Ukraine-Krise hat negative Auswirkungen auf deutsche Wirtschaft

Ein Secret Service Agent hält auf dem Flughafen Washington Bundeskanzlerin Merkel die Tür der gepanzerten Limousine auf. Merkel ist zu einem Kurzbesuch in die USA gereist. Quelle: dpa

Das dänische Militär hatte zuvor mitgeteilt, dass es den Festgehaltenen den Umständen entsprechend gut gehe. „Nach unseren Informationen sind der dänische und die anderen Beobachter in Sicherheit. Sie werden zwar weiterhin festgehalten, aber in Bezug auf das, was im Moment in Slawjansk vor sich geht, sind sie in Sicherheit“, sagte Henrik Mortensen vom Verteidigungskommando der Nachrichtenagentur Ritzau.

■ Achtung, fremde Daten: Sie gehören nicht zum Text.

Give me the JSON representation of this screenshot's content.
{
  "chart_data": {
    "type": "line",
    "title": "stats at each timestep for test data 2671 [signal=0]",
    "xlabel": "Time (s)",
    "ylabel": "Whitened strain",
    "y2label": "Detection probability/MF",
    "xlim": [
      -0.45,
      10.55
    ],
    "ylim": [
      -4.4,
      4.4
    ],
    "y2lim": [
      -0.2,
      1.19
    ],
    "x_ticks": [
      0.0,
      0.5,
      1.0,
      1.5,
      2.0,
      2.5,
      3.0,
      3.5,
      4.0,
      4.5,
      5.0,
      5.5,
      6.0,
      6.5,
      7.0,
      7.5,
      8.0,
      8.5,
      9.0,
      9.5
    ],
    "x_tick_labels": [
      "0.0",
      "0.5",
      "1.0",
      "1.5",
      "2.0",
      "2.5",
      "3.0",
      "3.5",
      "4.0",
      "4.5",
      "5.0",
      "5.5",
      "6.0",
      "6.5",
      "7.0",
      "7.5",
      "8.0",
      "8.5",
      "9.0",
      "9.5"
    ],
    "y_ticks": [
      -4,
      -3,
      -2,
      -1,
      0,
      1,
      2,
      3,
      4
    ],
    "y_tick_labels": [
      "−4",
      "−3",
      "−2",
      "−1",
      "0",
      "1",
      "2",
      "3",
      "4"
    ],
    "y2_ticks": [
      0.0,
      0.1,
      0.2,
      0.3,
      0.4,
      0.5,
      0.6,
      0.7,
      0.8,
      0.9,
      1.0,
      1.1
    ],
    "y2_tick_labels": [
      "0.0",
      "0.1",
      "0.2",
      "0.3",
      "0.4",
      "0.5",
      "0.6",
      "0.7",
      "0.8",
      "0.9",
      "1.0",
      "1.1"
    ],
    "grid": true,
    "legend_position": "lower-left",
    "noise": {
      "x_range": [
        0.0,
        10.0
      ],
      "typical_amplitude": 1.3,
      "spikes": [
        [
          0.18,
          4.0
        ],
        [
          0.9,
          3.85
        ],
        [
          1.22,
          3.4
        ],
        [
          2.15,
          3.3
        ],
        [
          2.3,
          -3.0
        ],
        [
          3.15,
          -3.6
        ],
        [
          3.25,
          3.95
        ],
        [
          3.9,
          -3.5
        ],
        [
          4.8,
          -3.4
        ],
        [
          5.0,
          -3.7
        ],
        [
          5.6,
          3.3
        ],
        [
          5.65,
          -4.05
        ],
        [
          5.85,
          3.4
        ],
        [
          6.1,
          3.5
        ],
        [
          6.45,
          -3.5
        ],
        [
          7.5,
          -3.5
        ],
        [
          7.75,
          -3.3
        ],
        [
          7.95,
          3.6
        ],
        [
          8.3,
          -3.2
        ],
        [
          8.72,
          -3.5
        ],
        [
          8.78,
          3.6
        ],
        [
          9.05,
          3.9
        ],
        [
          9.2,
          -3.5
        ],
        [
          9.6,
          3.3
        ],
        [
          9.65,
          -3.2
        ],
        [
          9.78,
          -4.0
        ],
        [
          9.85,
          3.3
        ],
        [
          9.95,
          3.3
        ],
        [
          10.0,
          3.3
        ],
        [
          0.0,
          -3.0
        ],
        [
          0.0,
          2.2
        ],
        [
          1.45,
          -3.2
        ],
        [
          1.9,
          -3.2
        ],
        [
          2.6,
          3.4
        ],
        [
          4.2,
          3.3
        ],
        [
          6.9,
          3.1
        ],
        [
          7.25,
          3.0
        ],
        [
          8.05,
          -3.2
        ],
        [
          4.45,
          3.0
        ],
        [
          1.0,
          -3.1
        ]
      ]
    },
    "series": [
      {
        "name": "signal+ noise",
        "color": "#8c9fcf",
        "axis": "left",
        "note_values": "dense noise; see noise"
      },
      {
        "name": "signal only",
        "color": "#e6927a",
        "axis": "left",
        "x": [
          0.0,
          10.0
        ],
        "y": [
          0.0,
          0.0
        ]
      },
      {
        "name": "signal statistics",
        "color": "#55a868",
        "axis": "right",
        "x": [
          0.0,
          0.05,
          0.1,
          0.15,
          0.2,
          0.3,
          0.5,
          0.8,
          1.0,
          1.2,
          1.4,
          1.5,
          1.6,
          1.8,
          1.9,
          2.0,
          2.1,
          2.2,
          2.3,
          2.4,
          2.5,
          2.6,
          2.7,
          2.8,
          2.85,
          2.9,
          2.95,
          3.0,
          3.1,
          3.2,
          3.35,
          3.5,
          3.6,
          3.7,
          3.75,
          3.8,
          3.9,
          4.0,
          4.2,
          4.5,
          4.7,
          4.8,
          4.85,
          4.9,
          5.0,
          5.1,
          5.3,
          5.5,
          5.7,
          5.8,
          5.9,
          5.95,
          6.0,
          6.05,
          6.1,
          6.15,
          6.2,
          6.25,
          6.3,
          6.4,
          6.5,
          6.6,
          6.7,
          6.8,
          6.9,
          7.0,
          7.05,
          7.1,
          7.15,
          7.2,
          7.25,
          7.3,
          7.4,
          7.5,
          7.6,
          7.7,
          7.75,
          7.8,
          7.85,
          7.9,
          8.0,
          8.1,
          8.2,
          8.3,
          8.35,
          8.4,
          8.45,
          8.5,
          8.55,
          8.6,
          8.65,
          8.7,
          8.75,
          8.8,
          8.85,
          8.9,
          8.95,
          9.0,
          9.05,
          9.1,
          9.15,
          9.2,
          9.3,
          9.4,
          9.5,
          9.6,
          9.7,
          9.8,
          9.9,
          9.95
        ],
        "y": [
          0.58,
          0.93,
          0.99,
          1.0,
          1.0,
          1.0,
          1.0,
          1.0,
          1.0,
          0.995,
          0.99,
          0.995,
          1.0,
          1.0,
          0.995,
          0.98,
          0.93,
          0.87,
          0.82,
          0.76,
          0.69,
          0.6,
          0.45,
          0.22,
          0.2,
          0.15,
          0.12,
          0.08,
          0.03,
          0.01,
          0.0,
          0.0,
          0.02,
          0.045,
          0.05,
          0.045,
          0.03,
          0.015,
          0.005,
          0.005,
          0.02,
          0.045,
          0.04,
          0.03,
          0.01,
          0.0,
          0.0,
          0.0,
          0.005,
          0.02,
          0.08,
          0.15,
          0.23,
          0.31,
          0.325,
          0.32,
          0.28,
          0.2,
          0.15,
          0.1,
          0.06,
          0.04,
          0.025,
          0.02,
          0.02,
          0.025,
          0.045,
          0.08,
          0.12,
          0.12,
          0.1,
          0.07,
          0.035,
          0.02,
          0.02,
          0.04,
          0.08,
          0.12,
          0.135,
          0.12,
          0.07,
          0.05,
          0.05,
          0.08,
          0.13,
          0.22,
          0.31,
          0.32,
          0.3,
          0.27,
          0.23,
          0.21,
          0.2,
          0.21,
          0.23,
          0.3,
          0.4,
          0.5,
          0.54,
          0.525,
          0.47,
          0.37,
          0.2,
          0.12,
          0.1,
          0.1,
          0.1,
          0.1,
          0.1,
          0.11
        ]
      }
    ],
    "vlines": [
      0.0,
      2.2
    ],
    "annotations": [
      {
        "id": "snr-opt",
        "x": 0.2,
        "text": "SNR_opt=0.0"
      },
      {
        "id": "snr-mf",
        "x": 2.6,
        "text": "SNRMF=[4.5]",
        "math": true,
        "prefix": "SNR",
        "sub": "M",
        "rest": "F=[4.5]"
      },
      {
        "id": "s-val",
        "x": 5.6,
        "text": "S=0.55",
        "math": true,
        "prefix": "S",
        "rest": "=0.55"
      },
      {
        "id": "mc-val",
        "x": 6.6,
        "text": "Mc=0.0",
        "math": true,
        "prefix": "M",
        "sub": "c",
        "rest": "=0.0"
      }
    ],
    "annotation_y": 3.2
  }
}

Bundeskanzlerin Angela Merkel (CDU) ist derweil in den USA eingetroffen und zunächst mit US-Senatoren zusammengetroffen. Merkel steht vor schwierigen Gesprächen mit US-Präsident Barack Obama am Nachmittag. Die Ukraine-Krise und Russland-Sanktionen dürften die Gespräche im Weißen Haus bestimmen. Ganze vier Stunden nimmt sich Obama für die Kanzlerin Zeit, das gilt als recht lange und daher als freundliche Geste. Dabei dürfte sich Merkel jedoch auch deutlichen Forderungen und Kritik gegenübersehen.

Vor allem Kongressmitglieder verlangen immer wieder, Merkel solle sich für schärfere Sanktionen einsetzen und dürfe nicht zu viel Rücksicht auf die deutsche Wirtschaft nehmen. US-Außenminister John Kerry hatte kürzlich die Europäer angemahnt, ihre Energieabhängigkeit von Moskau schnellstmöglich zu verringern.

Auch innerhalb des Weißen Hauses gibt es Bestrebungen, dass Obama mit härteren Russland-Sanktionen vorangeht, wie US-Medien berichteten. Doch bislang betone Obama, die Einigkeit mit den Europäern im Vorgehen gegen Russland sei ihm wichtig. Bei dem Treffen mit Merkel dürfte es vor allem darum gehen, ob und wann die „dritte Sanktionsstufe“ in Kraft treten soll, bei der ganze russische Wirtschaftszweige mit Strafmaßnahmen belegt werden. Es heißt, Obama wolle von Merkel eine klare Zusicherung, dass Berlin zu einem solchen Schritt bereit sei.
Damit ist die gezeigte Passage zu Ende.